Andem...pretty slick. I too have had so many problems coincidentally enough with China/Russia/Brazil/Mideast (specifically Turkey).

Anybody have ideas on how to do country blocks in a .htaccess file... Could one create a rule that POST data would only be accepted from non-blacklisted ip ranges? Most of hacking takes places with forms and if your forms only accept POST data, I would think a strong POST filter or even throttle could help a lot...

Topr8...good to hear :)

Andem

8:00 pm on Dec 1, 2011 (gmt 0)

10+ Year Member Top Contributors Of The Month



smithaa02: You can't block countries per se with .htaccess. You can block IP ranges, but I highly suggest against it. I have no idea how to go about that though with ipv6 but tutorials are probably a dime-a-dozen.

I forgot to mention the largest mass of spammers: India. They get a special message which sends them on a spree of spamming other services like mine (they essentially get sent on a wild goose chase, some which put them immediately on blacklists) :)

If you plan on going the 'htaccess route' and only if you know what you're doing and if you're running a version of Linux (or other Unix variant) which is setup to provide constant updates like RHEL, there might be a specific Apache module that might be able to help you.
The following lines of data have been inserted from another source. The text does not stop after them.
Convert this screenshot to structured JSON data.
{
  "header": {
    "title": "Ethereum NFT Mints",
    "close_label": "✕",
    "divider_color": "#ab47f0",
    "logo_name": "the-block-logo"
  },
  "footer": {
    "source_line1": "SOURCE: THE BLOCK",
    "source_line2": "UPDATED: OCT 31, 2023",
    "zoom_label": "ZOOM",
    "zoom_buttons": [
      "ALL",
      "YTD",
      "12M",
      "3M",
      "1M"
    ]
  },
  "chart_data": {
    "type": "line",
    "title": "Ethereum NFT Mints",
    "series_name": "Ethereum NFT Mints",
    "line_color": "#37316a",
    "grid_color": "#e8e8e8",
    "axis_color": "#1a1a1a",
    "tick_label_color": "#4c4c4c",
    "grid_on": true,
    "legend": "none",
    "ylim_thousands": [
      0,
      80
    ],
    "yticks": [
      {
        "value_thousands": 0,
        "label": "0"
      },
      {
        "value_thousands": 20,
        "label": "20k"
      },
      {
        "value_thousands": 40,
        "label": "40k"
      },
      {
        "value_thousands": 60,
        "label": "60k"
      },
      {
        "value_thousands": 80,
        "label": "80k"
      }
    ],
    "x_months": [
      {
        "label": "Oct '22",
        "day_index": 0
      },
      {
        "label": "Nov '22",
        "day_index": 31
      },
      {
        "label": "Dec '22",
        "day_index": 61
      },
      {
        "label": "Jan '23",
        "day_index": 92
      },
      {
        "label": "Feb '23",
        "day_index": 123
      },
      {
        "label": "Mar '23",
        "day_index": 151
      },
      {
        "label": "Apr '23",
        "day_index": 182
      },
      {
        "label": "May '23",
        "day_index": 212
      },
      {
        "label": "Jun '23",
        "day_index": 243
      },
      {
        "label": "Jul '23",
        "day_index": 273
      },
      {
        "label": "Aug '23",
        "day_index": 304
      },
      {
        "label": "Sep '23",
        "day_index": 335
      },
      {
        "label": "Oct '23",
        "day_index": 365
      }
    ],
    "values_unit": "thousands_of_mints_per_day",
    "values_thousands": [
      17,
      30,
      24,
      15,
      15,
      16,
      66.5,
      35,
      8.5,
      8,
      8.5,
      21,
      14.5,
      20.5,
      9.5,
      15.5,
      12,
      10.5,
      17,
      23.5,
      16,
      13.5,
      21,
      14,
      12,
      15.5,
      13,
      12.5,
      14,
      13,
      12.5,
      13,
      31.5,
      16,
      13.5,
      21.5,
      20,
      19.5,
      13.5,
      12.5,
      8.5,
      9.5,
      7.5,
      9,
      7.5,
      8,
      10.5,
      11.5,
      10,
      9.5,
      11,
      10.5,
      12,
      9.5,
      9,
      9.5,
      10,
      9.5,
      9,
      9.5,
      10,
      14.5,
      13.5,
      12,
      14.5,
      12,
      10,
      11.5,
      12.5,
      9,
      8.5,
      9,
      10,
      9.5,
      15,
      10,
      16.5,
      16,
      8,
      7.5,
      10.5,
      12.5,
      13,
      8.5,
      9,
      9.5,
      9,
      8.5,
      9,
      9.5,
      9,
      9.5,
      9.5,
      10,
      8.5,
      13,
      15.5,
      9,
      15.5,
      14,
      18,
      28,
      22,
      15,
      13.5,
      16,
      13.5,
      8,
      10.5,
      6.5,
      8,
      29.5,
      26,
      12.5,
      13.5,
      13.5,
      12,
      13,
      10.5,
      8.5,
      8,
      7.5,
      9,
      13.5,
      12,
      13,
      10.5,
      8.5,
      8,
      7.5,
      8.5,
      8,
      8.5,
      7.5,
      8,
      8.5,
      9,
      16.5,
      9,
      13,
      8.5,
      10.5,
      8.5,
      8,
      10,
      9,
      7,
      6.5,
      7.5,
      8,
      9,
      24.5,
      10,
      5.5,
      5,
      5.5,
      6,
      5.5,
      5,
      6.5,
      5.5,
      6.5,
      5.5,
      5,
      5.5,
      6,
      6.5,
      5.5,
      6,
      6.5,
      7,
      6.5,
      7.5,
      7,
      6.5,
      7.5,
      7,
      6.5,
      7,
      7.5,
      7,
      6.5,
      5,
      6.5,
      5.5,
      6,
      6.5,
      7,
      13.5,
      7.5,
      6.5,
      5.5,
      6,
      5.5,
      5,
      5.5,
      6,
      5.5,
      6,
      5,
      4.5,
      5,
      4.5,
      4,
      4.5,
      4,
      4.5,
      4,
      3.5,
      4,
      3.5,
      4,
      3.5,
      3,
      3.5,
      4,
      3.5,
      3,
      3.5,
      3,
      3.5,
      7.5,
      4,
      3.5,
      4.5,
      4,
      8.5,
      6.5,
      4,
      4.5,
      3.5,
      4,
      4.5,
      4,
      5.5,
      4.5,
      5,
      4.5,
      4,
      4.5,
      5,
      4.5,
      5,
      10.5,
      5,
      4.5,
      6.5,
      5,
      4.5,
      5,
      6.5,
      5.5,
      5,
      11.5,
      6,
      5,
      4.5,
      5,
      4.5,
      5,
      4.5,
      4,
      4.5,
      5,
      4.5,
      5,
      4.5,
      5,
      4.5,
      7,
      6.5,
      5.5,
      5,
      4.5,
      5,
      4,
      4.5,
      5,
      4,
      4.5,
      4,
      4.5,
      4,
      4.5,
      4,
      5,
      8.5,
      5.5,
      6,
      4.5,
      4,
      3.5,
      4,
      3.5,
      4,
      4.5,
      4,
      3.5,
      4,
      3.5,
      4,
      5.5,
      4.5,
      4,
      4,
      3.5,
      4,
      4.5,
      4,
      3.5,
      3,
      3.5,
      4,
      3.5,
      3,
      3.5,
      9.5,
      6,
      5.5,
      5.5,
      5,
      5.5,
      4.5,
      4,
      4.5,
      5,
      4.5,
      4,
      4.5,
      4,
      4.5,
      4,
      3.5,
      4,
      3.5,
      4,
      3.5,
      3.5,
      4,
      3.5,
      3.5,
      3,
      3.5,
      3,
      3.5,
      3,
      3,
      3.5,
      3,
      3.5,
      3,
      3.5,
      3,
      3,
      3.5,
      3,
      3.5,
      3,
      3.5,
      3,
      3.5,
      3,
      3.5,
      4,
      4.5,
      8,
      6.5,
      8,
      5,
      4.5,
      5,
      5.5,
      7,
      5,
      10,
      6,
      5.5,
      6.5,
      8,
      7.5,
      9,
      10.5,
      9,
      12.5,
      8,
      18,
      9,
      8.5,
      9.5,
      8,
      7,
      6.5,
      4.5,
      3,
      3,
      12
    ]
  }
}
I can't advise on that, but would still advise against it.

lucy24

8:42 pm on Dec 1, 2011 (gmt 0)

WebmasterWorld Senior Member 10+ Year Member Top Contributors Of The Month



Anybody have ideas on how to do country blocks in a .htaccess file

Yes, but you've been around long enough to know that we're not just going to come out and tell you ;) It has to be done via IP ranges, which is a pain. It's a pain even when you're just doing the straight core-level "Deny from..." The darn things keep cropping up like whack-a-moles. You think you've got them all, and then another one turns up.

g1smd

10:16 pm on Dec 1, 2011 (gmt 0)

WebmasterWorld Senior Member 10+ Year Member Top Contributors Of The Month



I have some sites where if you're outside of Europe, US/Canada, Australia/New Zealand you get nothing. There's no SERPs impact.

tedster

11:27 pm on Dec 1, 2011 (gmt 0)

WebmasterWorld Senior Member 10+ Year Member



A white-list approach might be better than an IP black-list, in some cases at least. Eliminates a lot of the whack-a-mole game.

Habtom

12:16 am on Dec 2, 2011 (gmt 0)

WebmasterWorld Senior Member 10+ Year Member



If they really want to get to you, they can still do it from a US IP.

Best to work on securing your website.